Missouri’s rejection of ‘right-to-work’ is just the latest sign that, despite the right’s best efforts to divide-and-conquer working people, unions are on the rise.
By RICHARD TRUMKA
(Aug. 10, 2018) — Something is happening in America. Missouri, riding a nationwide wave of victories for working people, on Tuesday became the first state in history to overturn a so-called right-to-work law by popular vote.
It was an incredible display of the labor movement’s capacity to win change. Despite the corporate right wing’s best efforts, Missourians saw through the tired campaign of fear and misdirection. A clever name for a ploy to lower wages, endanger workers and undermine unions, “right to work” has always been a sham.
Working people are heading in a different direction. It’s an uprising unlike any I’ve seen in my 50 years in the labor movement. From crowds of striking teachers speaking out for fair treatment to an entire generation of young workers rejecting a broken status quo, Americans are demanding more than the crumbs we’ve been handed by corporate and political elites.
Pundits jumped to write unions’ obituary after Janus v. Afscme. But we have never depended on any politician or judge to validate our movement. More than 260,000 workers joined unions in 2017—75% of them under 35. That momentum has carried into 2018. In a single week this April, 15,000 workers joined unions, from Harvard graduate assistants and Stanford nurses to JetBlue flight attendants and New Republic reporters. With labor unions’ popularity at its highest point in nearly 15 years, MIT found that nearly half of nonunion workers would vote to organize today if given the opportunity.
Tuesday’s victory was a high point in a defining year for workers. With this win under our belt, we’re setting our sights on November. We’re preparing to sweep the country by doing what organizers do best: talk to each other. Union members are having conversations about the issues important to us at our jobs and in our daily lives.
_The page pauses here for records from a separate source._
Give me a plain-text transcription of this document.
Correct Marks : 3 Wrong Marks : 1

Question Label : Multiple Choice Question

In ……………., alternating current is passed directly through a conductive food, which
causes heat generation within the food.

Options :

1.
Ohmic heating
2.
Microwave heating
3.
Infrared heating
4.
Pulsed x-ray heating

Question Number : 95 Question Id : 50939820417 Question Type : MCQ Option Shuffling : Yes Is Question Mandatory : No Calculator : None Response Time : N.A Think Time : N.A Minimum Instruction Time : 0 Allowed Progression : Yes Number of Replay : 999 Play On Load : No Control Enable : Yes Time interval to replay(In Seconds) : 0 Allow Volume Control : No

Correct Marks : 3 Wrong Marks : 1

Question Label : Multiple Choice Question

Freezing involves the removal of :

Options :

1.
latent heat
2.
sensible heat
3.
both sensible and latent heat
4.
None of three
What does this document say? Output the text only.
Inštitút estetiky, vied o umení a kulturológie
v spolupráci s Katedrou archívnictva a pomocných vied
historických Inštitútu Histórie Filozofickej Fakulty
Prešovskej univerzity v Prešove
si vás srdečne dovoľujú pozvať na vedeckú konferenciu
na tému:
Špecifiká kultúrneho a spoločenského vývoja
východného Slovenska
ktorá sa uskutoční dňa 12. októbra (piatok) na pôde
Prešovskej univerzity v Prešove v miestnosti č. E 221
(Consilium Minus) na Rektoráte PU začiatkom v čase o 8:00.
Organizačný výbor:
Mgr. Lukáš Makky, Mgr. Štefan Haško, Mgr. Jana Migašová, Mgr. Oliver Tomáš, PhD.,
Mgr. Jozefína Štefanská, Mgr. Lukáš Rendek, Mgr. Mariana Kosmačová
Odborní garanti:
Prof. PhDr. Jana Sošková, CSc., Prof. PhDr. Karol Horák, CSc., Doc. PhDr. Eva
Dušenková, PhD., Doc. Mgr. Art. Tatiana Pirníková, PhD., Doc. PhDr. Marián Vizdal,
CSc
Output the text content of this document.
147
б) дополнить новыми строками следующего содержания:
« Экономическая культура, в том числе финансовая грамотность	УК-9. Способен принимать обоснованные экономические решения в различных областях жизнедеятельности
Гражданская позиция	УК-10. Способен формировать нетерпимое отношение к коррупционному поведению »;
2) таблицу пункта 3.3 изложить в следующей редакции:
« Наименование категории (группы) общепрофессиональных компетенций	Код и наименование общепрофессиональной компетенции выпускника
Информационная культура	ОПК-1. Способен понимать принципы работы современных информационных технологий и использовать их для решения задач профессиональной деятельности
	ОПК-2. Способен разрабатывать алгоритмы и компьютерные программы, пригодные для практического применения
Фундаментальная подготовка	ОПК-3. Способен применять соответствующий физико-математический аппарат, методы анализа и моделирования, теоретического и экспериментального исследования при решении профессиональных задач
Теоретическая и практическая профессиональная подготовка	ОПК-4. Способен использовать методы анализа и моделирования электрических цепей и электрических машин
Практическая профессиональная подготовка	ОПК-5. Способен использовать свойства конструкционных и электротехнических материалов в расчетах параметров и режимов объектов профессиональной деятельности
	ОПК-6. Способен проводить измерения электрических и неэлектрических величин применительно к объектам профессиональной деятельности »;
This is about fighting for the change we need and electing advocates who will advance the cause, no matter what party they belong to. By leading with our agenda, we have elected pro-worker champions in Alabama, Virginia, New Jersey, Pennsylvania and more.
Whether it’s expanding the labor movement, bargaining life-changing contracts, rewriting the rules of the economy, or filling the halls of power with our allies, unions are on the rise. Missouri is the latest sign of a groundswell. Working people are just getting started.